What I loved about this election campaign was that just about everything that Quebecers should be thinking about in the public space got a thorough and extended talking-about: education, taxation, culture, the nature of identity in a complex world, the right place of Quebec in a new century. Of course it was a sloppy conversation, facts got bent or ignored, tempers got heated. That’s how we know we’re human. There will be people who try to hang the Metropolis shooting on their favourite political enemy. That’s human too. They’re outnumbered by those who understand that after every flash of horror, the rest of us have to keep figuring out how to get along.


Montrealers eager to distance Metropolis shooting from political debate

  1. Thanks for a calm and considered post on this terrible incident. This is not Quebec. This is not Canada. Instead of politicizing the action of another nut whose name will be repeated, all of the parties will hopefully see this as an opportunity to smother any resentment and bitterness that may have swirled in the election run-up. We are a society with differences that make for good arguments and long evening debates, but we use words not violence. Don’t let the irrational acts of a single person deflect from the civilized execution of political debate. More than in the last decade, the National Assembly will need to find areas of common ground and mutual respect. Achieving a functional, working Assembly would bury the crazy intentions of this moment of insanity forever.

    • Am sorry but this statement is fasle: “but usually they are world
      champions at treating strangers in public with distracted benevolence.”
      We just had students here banging pots, led by WHO?…. throwing smoke
      bombs in the metro etc..creating unrest and bullying local buisnesses
      and our government with threats assaulting police officers, as well as
      what they did to Charest’s family plot. And in years before many other
      acts of viloence around repetetive language issues. I suggest that
      Marois does not abolish bill 78. And people should rethink Montrealers
      kindnesses. There is a lot of anger here. I see it everywhere. I do not
      live in Montreal anymore I live outside the city as there is little
      unity there. I just hope it does not get worse. I used to love Montreal.

      • He meant prominent strangers. Celebrities, be they political ones, athletes, movie stars, etc. He meant it in reference to why security was so lax. Also, you’re way, way off-base about Montreal. But that’s to be expected from frightened suburbanites. I hope that wherever it is that you live now is to your liking.

      • It’s false, not fasle!

  2. Wells, what you say is true.

    However, Montreal has been in decline, economically, politically, and socially, for years now, since the mid 70s. Even the infrastructure is falling down, whether it’s pieces of Olympic stadium, overpasses in Laval, bridges Champlain and Mercier, or pieces falling off the sides of buildings onto unsuspecting diners.

    The malaise is showing up in random places. The student protests were a sign of the malaise. So was this.

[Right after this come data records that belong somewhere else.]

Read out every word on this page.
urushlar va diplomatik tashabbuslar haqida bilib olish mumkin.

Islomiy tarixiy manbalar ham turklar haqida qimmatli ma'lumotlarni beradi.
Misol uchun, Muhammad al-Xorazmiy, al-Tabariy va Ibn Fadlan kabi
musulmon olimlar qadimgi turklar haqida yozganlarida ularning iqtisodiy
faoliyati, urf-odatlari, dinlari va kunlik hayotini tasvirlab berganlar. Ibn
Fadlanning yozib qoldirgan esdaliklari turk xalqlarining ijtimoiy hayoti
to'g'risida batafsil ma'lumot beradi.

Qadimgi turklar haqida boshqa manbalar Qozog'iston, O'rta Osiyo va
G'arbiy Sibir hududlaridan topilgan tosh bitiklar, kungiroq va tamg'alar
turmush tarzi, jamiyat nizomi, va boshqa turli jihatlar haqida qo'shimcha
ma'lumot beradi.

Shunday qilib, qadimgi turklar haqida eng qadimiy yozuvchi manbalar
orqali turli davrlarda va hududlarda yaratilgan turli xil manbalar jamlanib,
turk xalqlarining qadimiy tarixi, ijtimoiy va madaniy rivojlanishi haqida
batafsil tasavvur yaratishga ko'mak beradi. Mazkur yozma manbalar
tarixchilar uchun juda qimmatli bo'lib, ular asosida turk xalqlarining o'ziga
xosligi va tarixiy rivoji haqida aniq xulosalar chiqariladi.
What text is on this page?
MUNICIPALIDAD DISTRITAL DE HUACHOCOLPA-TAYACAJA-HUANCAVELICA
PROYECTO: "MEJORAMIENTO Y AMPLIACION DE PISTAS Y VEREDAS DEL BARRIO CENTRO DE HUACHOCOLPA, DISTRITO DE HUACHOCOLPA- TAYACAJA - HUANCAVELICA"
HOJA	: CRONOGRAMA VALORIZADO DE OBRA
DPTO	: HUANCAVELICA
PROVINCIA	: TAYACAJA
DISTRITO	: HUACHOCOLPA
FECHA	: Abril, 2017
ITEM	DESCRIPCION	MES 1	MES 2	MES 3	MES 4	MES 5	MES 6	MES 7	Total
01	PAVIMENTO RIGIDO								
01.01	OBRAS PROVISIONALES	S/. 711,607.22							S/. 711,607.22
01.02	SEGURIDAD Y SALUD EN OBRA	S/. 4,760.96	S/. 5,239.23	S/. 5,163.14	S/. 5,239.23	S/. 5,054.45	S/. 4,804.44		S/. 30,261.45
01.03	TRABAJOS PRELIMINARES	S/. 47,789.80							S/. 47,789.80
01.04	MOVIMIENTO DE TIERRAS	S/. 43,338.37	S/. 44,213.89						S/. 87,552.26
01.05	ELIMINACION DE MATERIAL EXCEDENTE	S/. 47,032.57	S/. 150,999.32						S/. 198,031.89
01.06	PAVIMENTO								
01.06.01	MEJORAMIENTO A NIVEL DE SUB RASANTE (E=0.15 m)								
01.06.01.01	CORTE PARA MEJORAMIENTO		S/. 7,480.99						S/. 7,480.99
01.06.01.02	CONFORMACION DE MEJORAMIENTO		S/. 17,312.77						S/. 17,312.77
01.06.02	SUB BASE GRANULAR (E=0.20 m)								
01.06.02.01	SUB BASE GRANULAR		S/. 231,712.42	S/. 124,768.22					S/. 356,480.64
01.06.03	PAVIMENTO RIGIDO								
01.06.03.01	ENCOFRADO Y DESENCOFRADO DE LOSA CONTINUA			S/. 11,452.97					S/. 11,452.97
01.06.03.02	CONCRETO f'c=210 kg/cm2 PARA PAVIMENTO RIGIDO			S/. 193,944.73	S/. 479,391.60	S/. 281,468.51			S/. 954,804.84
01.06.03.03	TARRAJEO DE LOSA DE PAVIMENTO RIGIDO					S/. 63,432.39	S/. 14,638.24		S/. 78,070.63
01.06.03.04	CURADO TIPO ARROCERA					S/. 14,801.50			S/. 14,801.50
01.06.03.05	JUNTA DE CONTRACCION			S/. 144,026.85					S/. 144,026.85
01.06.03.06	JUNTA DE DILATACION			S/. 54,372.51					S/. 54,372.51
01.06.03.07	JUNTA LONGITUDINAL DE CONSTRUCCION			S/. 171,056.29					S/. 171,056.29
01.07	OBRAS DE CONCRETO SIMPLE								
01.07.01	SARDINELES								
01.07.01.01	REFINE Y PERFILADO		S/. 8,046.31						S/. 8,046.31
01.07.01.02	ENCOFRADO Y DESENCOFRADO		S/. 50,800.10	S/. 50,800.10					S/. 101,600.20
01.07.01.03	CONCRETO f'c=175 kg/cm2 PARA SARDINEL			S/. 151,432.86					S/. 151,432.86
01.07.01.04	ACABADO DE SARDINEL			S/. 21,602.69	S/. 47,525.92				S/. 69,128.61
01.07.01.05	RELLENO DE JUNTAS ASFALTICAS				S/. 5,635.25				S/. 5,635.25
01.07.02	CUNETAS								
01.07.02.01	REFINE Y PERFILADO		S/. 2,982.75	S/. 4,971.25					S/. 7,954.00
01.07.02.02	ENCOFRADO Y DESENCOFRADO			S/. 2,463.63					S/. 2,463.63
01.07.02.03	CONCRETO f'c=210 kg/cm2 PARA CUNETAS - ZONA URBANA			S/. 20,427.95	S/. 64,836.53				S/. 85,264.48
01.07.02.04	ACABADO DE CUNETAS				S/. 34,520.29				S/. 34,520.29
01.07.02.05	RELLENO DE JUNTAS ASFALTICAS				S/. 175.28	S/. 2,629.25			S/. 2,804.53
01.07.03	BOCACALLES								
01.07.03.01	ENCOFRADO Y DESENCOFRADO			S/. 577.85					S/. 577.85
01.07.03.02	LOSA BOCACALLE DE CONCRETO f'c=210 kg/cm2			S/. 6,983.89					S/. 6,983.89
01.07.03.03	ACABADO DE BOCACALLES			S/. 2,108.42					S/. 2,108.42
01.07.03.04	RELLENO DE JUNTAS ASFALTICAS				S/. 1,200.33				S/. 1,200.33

    There is no excuse for such things. But they have become more common. And they are more common in Montreal than elsewhere in Canada or the USA (with perhaps a few notable exceptions like Detroit). There are more Lepines, Farikants, Kimveer Gills in Montreal than most places of similar size. There is more poverty in Montreal than in most Canadian cities. There is more political discord, whether it’s the war measures act, referendums, or this crazed lunatic.

    I think it will be easy to separate this senseless shooting from the broader debates. But I suspect such senseless acts may become more common, rather than less.